Menzo : Vous prévoyez, à côté des razzias et de la guerilla urbaine, une gradation d’attentats : micro-, macro- et gigaterrorisme jusque, et y compris, la description d’un quatrième attentat sur les Etats-Unis avec des bombes nucléaires dans des avions cargos. Considérez-vous que ce soit réellement possible ?

GF : Naturellement. Le scénario que je décris ne sera pas loin de la réalité de la préparation d’un attentat. Si on y met assez de temps, la chose est parfaitement possible. Nous verrons encore des 11 septembre, avec des suites cent fois pires que celles de 2001. Il pourrait y avoir des attaques chimiques, ce n’est qu’une question de temps.

Menzo : Vous reprochez aux services d’ordre un manque d’imagination et de vigueur. Ils ne réfléchissent pas suffisamment, dites-vous, et ne se transportent pas assez dans le mode de pensée des fondamentalistes. Pourtant, il y a eu et il y a encore presque chaque mois des attentats qui sont déjoués et des coups de filet qui sont réussis. Le péril est-il vraiment aussi grand que vous le prétendez ?

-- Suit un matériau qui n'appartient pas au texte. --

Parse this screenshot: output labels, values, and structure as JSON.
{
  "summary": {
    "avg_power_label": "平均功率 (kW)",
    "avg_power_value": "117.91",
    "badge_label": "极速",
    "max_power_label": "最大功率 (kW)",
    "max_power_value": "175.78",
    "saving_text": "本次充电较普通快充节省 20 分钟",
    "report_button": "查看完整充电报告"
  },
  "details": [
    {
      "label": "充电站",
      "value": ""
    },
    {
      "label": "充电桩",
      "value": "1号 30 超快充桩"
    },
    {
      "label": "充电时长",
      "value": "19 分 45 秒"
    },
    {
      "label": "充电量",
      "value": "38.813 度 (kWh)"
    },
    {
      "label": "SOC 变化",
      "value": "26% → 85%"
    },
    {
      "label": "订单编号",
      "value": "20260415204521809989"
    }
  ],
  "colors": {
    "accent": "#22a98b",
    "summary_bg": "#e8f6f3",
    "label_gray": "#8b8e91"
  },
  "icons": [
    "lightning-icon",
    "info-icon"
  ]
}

GF : Il faut faire une distinction entre le maintien de l’ordre et les services de renseignement. Les services de renseignement occidentaux font du bon travail. Ils réussissent à débusquer des cellules et des groupes terroristes. Malgré tout, ce n’est pas non plus un jeu d’enfant de préparer un attentat. Il y a nécessairement un tas de gens qui sont impliqués ou qui sont au courant. On doit arriver à amener en place les moyens et les personnes et tout cela a vite fait de générer des bruits. C’est de cette manière que, par exemple, un attentat contre la cathédrale de Strasbourg a été déjoué. Par ailleurs, des fautes sont commises par les terroristes. C’est ainsi que, pour le 11 septembre, une dame qui travaillait dans une école privée de pilotage avait remarqué que quelqu’un s’entraînait sur les simulateurs exclusivement pour le vol, et pas du tout pour décoller ni atterrir. Cette information n’a pas été relevée. Par ailleurs, que presque chaque mois des attentats soient déjoués donne à penser. De même que le nombre sans cesse croissant des candidats. Croyez-moi : l’impensable va devenir pensable. Ce que Bagdad vit tous les jours, nous allons le connaître.